A note about cookware: I was fortunate enough years ago to find a gorgeous stainless steel roasting pan on sale. What I like about my pan is that both the roaster and the lid can be used as separate pans on the stovetop. It also comes with a wire rack insert. If you don’t have such a roaster, you can still make this dish. To roast the meat, simply balance a rack over any kind of baking pan, or just trim the excess fat really well and skip the rack step. Then, when you are ready for the basting stage, transfer the meat to a casserole dish that can be fitted with a lid (when necessary) or use foil as a lid.

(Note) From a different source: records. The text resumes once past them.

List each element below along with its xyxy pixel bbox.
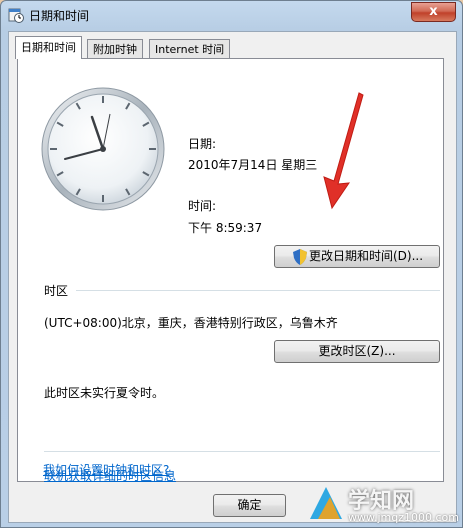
tab-date-time[interactable]: 日期和时间 — [15, 36, 82, 59]
annotation-arrow — [323, 92, 364, 210]
watermark-url: www.jmqz1000.com — [348, 511, 459, 524]
date-time-dialog: 日期和时间 x 日期和时间 附加时钟 Internet 时间 日期: 2010年… — [0, 0, 463, 528]
site-logo-icon — [310, 487, 342, 519]
watermark: 学知网 www.jmqz1000.com — [306, 481, 462, 527]
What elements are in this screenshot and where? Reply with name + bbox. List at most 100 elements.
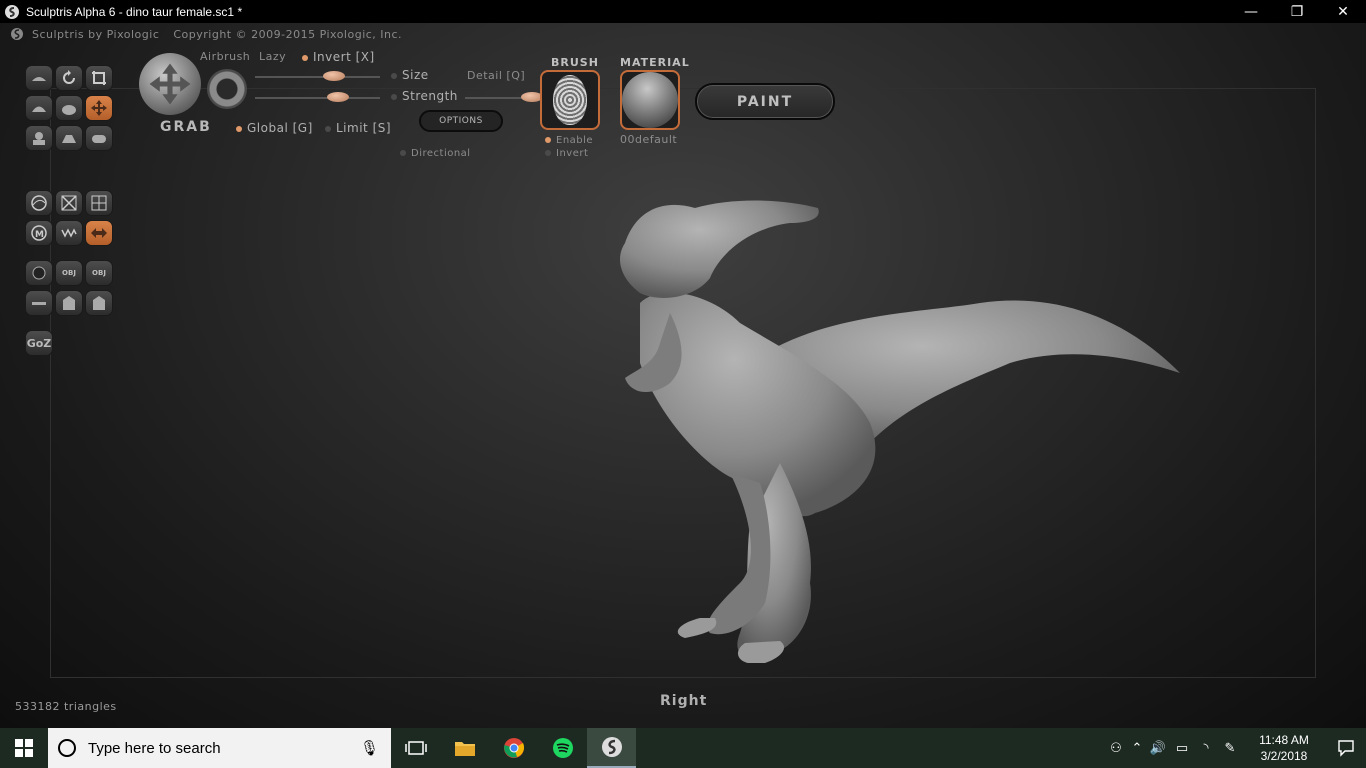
pinch-tool-button[interactable] (25, 125, 53, 151)
reduce-tool-button[interactable] (55, 220, 83, 246)
task-view-button[interactable] (391, 728, 440, 768)
global-toggle[interactable]: Global [G] (236, 121, 313, 135)
sculpt-viewport[interactable]: Sculptris by Pixologic Copyright © 2009-… (0, 23, 1366, 728)
symmetry-mirror-button[interactable] (85, 220, 113, 246)
inflate-tool-button[interactable] (25, 95, 53, 121)
strength-slider-knob[interactable] (326, 92, 349, 102)
people-icon[interactable]: ⚇ (1104, 728, 1128, 768)
size-slider-knob[interactable] (322, 71, 345, 81)
save-icon (93, 296, 105, 310)
open-file-button[interactable] (55, 290, 83, 316)
smooth-icon (62, 105, 76, 115)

A note about all that butter: Just go for it! And, don’t feel guilty eating it! I weighed myself the day after eating this recipe and I was down by half a pound! It’s all in the controlled carbohydrate approach to life. Keep the carbs to a minimum (I stay below 20 grams a day) and enjoy vitamin rich butter from cows that have truly been raised on pasture! If you can’t eat butter, but can use Ghee, I think it would work superbly in this recipe!
A note about pictures and our kitchen remodel: I had trouble getting a great picture, in part because we still have no light in our kitchen–or at least the dining area of our kitchen. Our remodel is progressing, but we’ve had so much company lately it’s going slowly. Thankfully, Brian has some time off this month to work on it!